A final intervention is to repair and manage the intra aortic balloon pump or IABP, which is an advanced technique that is typically seen in the cardiovascular ICU. The IABP is used to decrease workload afterload on the heart and with forward circulation. The IABP is inserted through the femoral artery, into the descending aorta. This IABP, it inflates during diastolic to help with filling pressures and deflates with systolic for pressure. So, to prepare for this, prep like any other procedure, but after, the legs should be kept straight at all times. The patient should be on bedrest and repositioned every two hours and finally, follow facility policy for documentation of their pressures. One final thing guys, some patients may even require an LVAD or even a heart transplant.

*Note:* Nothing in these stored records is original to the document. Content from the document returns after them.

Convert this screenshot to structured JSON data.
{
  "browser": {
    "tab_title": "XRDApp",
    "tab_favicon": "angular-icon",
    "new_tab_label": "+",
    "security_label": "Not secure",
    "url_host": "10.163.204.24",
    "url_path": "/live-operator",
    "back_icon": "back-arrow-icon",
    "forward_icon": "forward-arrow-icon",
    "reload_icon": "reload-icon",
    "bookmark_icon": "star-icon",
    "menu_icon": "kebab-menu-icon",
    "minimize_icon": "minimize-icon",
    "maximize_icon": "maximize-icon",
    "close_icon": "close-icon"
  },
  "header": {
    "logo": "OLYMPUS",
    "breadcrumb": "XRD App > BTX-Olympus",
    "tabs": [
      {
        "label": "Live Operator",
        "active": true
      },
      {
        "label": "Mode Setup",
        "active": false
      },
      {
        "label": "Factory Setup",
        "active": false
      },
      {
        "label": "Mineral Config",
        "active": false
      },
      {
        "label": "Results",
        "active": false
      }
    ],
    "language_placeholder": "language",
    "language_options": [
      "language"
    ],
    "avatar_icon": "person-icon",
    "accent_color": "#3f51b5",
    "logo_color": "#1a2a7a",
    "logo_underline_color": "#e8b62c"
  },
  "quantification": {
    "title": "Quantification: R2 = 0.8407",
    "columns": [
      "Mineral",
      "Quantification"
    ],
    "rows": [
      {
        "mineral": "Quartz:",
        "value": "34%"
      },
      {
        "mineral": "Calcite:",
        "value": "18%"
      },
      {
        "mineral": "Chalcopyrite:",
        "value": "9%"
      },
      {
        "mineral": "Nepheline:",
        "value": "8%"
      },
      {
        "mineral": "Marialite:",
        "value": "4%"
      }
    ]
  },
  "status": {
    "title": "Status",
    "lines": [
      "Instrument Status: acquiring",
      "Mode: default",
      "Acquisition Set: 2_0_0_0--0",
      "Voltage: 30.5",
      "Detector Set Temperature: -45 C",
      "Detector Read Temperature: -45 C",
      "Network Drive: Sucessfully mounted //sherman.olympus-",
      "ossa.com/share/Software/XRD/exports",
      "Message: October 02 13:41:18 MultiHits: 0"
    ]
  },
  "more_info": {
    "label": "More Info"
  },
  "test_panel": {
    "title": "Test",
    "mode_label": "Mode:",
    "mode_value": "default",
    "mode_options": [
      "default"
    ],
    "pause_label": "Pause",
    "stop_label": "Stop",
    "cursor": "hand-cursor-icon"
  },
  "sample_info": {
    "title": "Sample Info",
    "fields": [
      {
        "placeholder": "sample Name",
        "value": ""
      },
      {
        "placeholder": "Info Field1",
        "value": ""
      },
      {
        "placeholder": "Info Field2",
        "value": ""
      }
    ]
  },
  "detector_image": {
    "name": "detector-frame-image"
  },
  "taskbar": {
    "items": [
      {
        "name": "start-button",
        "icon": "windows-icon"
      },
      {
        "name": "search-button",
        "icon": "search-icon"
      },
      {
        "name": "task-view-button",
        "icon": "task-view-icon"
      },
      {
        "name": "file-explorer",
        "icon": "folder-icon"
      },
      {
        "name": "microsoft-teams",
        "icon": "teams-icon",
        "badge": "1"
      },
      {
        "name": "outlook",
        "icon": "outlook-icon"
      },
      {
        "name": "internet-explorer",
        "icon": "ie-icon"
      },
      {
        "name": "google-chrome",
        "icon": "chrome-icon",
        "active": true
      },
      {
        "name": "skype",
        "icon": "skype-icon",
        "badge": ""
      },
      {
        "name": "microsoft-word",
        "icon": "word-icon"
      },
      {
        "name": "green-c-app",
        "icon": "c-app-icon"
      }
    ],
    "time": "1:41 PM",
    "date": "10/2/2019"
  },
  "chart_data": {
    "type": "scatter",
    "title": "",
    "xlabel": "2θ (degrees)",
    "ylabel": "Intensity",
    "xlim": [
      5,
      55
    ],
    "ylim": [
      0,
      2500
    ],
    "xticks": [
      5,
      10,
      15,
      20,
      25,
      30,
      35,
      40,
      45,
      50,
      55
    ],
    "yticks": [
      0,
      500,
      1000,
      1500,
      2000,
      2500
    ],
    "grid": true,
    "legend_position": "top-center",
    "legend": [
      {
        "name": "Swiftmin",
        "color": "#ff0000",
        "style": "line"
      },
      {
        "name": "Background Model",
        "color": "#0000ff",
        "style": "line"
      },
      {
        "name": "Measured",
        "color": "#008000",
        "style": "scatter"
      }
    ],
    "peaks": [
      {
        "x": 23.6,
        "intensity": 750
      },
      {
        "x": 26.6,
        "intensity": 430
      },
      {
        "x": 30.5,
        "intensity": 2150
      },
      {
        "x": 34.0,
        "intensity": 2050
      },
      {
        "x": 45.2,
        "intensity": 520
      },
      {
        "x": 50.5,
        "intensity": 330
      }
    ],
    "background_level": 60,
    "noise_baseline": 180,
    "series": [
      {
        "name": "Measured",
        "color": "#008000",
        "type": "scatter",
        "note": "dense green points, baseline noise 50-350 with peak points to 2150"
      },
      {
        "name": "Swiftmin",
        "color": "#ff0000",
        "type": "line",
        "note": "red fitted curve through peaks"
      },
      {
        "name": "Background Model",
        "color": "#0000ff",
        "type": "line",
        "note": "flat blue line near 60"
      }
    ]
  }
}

Okay, here is a look at the final care plan for cardiogenic shock. Alright, let's do a quick review. Cardiogenic shock occurs due to organs not receiving adequate oxygenated blood due to heart failure, which is sudden acute and a medical emergency. Causes include an MI, cardiac tympanum or a pulmonary embolism. Subjective data is crushing chest pain, anxiety, restlessness, shortness of breath, weakness and nausea. Objective data can include decreased BP, SATs, temperature, cardiac output, level of consciousness, increased heart rate, respiratory rate or CVP. Assess your patient's risk, monitor vital signs, level of consciousness, lung sounds, edema, their hemodynamics as well as their pain. Calibrate hemodynamic monitors, prepare for any procedures, elevate the head greater than 30 degrees. On the legs, apply SCDs, prepare and manage the inner aortic balloon pump.
Okay guys, that is it on this care plan, go out and be your best self today and as always, happy nursing!